En cuarenta años conocí muchos chilenos que llegaron a Venezuela abrigados por nuestra política de asilo, de bienvenida. Chilenos de izquierda y de derecha, demócrata-cristianos y socialistas, todos consiguieron refugio en nuestras tierras; unos querían trabajo y una buena empanada para comer el sábado, otros no cesaban de hablar de política o de su país, discutían hasta comenzar peleas en las fiestas, pues unos preferían decir que no había tortura, que el golpe no había sucedido, que todo había sido un montaje mediático, mientras otros mostraban sus heridas abiertas, o se encerraban en sí mismos para tratar de olvidar la prisión y la violencia, el exilio sin retorno posible, la incertidumbre de llegar a un país desconocido y comenzar de nuevo, salir adelante.

Pero tal parece que la violencia no se olvida.

Hoy vemos a Chile, veinticinco años después del plebiscito que le arrebatara el poder a Pinochet, dividido ante el recuerdo de ese 11 de septiembre de 1973. Curiosamente esta división la representan las dos candidatas a la presidencia, hijas ambas de generales amigos: uno que se mantuvo leal al presidente Allende y otro que participó en el golpe. Ambas construyen futuro, pero cargan todavía con el pasado reciente, que duele. Sin embargo, a pesar de esta división en el presente, es necesario reconocer que Chile ha transitado por el camino de la concertación con el afán de fortalecer sus instituciones y limpiar su pasado, para así poder consolidar su democracia. En este proceso se formó la Comisión Nacional de la Verdad y Reconciliación, también se publicaron los resultados del Informe de la Comisión sobre Prisión Política y Tortura, donde se dieron a conocer miles de testimonios que han servido para comenzar a mover, poco a poco, los juicios contra los responsables de las violaciones a los derechos humanos; es así como, con mucho dolor, aprendimos que Salvador Allende se quitó la vida ese día terrible allá en La Moneda.

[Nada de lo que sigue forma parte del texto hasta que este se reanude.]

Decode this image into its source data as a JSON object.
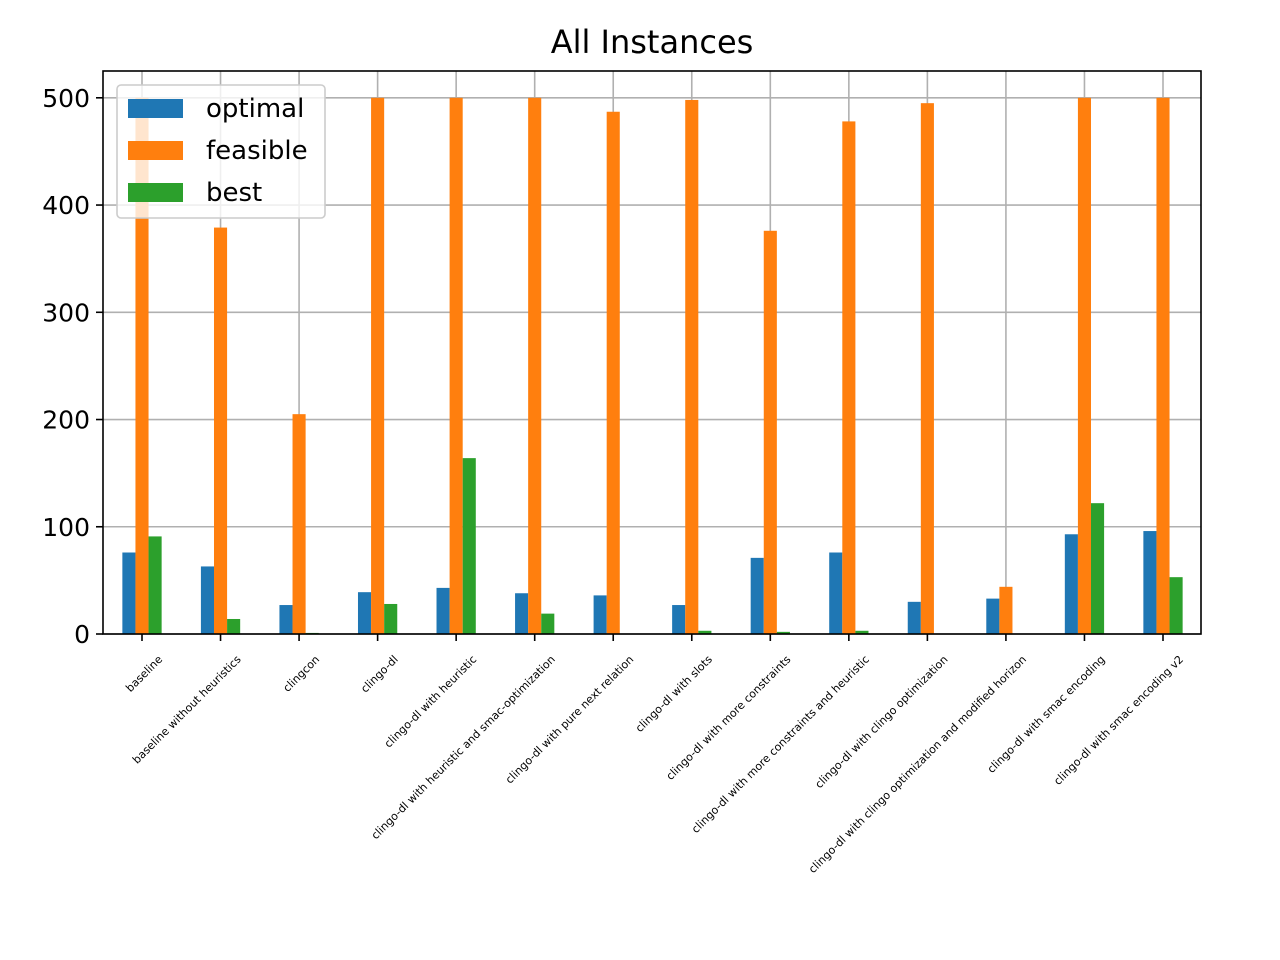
{
  "chart_data": {
    "type": "bar",
    "title": "All Instances",
    "xlabel": "",
    "ylabel": "",
    "ylim": [
      0,
      525
    ],
    "yticks": [
      0,
      100,
      200,
      300,
      400,
      500
    ],
    "grid": true,
    "legend_position": "top-left",
    "categories": [
      "baseline",
      "baseline without heuristics",
      "clingcon",
      "clingo-dl",
      "clingo-dl with heuristic",
      "clingo-dl with heuristic and smac-optimization",
      "clingo-dl with pure next relation",
      "clingo-dl with slots",
      "clingo-dl with more constraints",
      "clingo-dl with more constraints and heuristic",
      "clingo-dl with clingo optimization",
      "clingo-dl with clingo optimization and modified horizon",
      "clingo-dl with smac encoding",
      "clingo-dl with smac encoding v2"
    ],
    "series": [
      {
        "name": "optimal",
        "color": "#1f77b4",
        "values": [
          76,
          63,
          27,
          39,
          43,
          38,
          36,
          27,
          71,
          76,
          30,
          33,
          93,
          96
        ]
      },
      {
        "name": "feasible",
        "color": "#ff7f0e",
        "values": [
          500,
          379,
          205,
          500,
          500,
          500,
          487,
          498,
          376,
          478,
          495,
          44,
          500,
          500
        ]
      },
      {
        "name": "best",
        "color": "#2ca02c",
        "values": [
          91,
          14,
          1,
          28,
          164,
          19,
          0,
          3,
          2,
          3,
          0,
          0,
          122,
          53
        ]
      }
    ]
  }
}
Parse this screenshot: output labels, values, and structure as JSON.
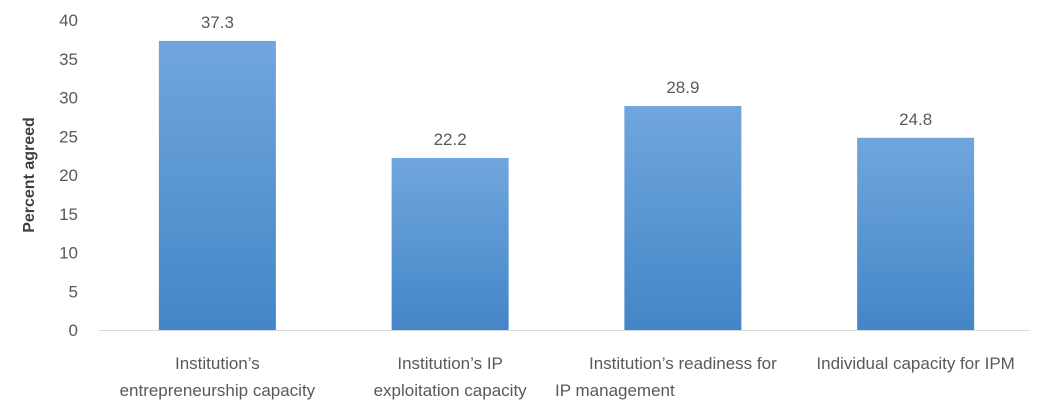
{
  "chart_data": {
    "type": "bar",
    "title": "",
    "xlabel": "",
    "ylabel": "Percent agreed",
    "ylim": [
      0,
      40
    ],
    "yticks": [
      0,
      5,
      10,
      15,
      20,
      25,
      30,
      35,
      40
    ],
    "grid": false,
    "legend": "none",
    "categories": [
      [
        "Institution’s",
        "entrepreneurship  capacity"
      ],
      [
        "Institution’s IP",
        "exploitation capacity"
      ],
      [
        "Institution’s readiness for",
        "IP management"
      ],
      [
        "Individual capacity for IPM"
      ]
    ],
    "values": [
      37.3,
      22.2,
      28.9,
      24.8
    ],
    "data_labels": [
      "37.3",
      "22.2",
      "28.9",
      "24.8"
    ],
    "colors": {
      "bar_top": "#70a6dd",
      "bar_bottom": "#4386c7",
      "axis": "#d9d9d9",
      "text": "#595959"
    }
  }
}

Me pregunto cuánto tiempo más necesita un país para sanar sus heridas y mantener un camino de paz y desarrollo. Me pregunto cuándo emprenderemos nosotros los venezolanos la senda de la reconciliación, si todavía nos desconocemos los unos a los otros, si los que están en el poder prefieren hundir al país antes de ir al diálogo, prefieren sacar al país de las instituciones internacionales que velan por el cumplimiento de los derechos humanos, en vez de revisar la situación en las cárceles, o la imparcialidad de los juicios, o el cumplimiento de la constitución.

Busco en mis recuerdos el sobre manila con los recortes de periódico de mi abuela y el cassete ya inservible, que afortunadamente puedo sustituir con algún link en youtube, para volver a escuchar esas palabras eternas, llenas de esperanza:

“Sigan ustedes sabiendo que, mucho más temprano que tarde, de nuevo se abrirán las grandes alamedas por donde pase el hombre libre, para construir una sociedad mejor”.